Ik geef dan keuzemogelijkheden en zeg: ‘Stroming a zegt dit, stroming b zegt dat. Je kunt zelf een keuze maken.’ Ik leg dan de verantwoordelijkheid bij hen zelf. Wil je echt iets voor mensen kunnen betekenen in de begeleiding dan moet je een vertrouwenscontact opbouwen. Nederlanders zijn vaak te direct en te zakelijk. Even vragen hoe het met de familie gaat, of hoe de kinderen het op school doen, kan al heel belangrijk zijn. Ik leer mensen onderscheid te maken tussen wat het geloof voorschrijft en wat bepaald wordt door cultuur en volksgeloof. Wat je vaak hoort is een uitdrukking die bij ons veel gebezigd wordt: ‘Als je huilt, kraken de botten in het graf’. Huilen moet omgezet worden in bidden, omdat je daarmee de pijn van de overledene verzacht. Maar, huilen mag. En dan wijs ik weer op de overleveringen en vertel dat de profeet huilde bij de dood van zijn kind en hoe hij moest huilen als hij de stem hoorde van de zus van Hatice omdat haar stem hem deed denken aan de stem van zijn vrouw Hatice, die was overleden.

Metaforen, spreekwoorden en teksten uit de Koran

Ayse maakt in de begeleiding van zieken en stervenden vaak gebruik van metaforen en spreekwoorden en van teksten uit de Koran en uit het leven van de profeet Mohammed.

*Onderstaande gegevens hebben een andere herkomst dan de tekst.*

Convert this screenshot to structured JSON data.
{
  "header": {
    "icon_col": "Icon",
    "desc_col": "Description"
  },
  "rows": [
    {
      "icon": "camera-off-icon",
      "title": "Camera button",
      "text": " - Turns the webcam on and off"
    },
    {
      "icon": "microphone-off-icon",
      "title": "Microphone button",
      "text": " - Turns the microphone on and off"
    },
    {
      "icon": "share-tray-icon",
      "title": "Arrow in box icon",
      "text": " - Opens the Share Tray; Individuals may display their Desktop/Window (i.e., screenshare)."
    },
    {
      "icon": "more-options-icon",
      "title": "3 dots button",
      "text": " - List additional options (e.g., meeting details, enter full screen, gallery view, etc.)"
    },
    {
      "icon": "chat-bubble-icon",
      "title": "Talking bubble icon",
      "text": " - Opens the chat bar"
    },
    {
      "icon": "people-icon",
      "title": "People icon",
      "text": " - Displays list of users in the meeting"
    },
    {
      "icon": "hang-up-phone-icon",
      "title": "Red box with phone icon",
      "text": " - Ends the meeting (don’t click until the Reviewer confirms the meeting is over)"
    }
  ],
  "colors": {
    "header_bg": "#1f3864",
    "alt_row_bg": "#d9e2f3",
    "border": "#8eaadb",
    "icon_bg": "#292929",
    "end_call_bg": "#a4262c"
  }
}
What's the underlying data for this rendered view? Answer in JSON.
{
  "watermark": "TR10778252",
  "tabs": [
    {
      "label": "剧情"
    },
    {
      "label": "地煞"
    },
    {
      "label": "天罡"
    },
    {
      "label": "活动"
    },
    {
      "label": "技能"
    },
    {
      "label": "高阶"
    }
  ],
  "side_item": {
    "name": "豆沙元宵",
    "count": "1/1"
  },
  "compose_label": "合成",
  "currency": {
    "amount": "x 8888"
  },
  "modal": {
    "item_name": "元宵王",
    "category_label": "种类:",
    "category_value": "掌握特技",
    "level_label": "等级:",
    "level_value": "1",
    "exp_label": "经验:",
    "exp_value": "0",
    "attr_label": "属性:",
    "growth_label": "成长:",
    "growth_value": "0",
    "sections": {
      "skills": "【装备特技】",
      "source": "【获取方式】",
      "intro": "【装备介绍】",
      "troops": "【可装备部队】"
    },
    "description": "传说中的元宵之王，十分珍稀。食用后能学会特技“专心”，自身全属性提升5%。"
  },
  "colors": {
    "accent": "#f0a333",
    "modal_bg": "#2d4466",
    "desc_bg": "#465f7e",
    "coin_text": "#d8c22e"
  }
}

Ze maakt bij kinderen ook gebruik van dromen, tekeningen, fantasieën en schrijfopdrachten. Ayse: ‘De moeder uit een gezin met twee kinderen was overleden en ik heb nog een tijdje de vader en de kinderen begeleid en het verdriet om het verlies bespreekbaar gemaakt. Aan de hand van plaatjes heb ik de kinderen gevraagd welke emoties er op werden uitgedrukt en heb ik gevraagd naar hun eigen emoties. Ik heb de kinderen een rouwboekje laten maken en liet hen fantaseren over de plek waar hun moeder nu was. Die plek hebben ze getekend en uitgebeeld. De kinderen schreven ook een brief naar hun moeder waarin ze nog konden zeggen wat ze tegen haar wilden zeggen. Toen ik vader vroeg of hij met de kinderen nog wel eens over hun moeder sprak, zei hij dat hij dat niet wilde doen omdat ze anders zo verdrietig zouden worden en… ‘het was nu eenmaal gebeurd’. Ik vroeg hem hoe zijn kinderen reageerden. Hij antwoordde dat de kinderen er ook niet meer over praten.

In een gezamenlijk gesprek lieten de kinderen hem lezen wat ze naar hun moeder hadden geschreven en kwamen er emoties los. Het gaf een gevoel van opluchting bij iedereen.’ De boodschap die ik heb meegegeven was: Je hoeft iemand niet weg te stoppen, geef elkaar de ruimte op zijn of haar manier met verdriet om te gaan en deel het met elkaar. Als je dat niet kunt, kijk dan of je een bemiddelaar kunt inschakelen, die wel dingen ter sprake kan brengen.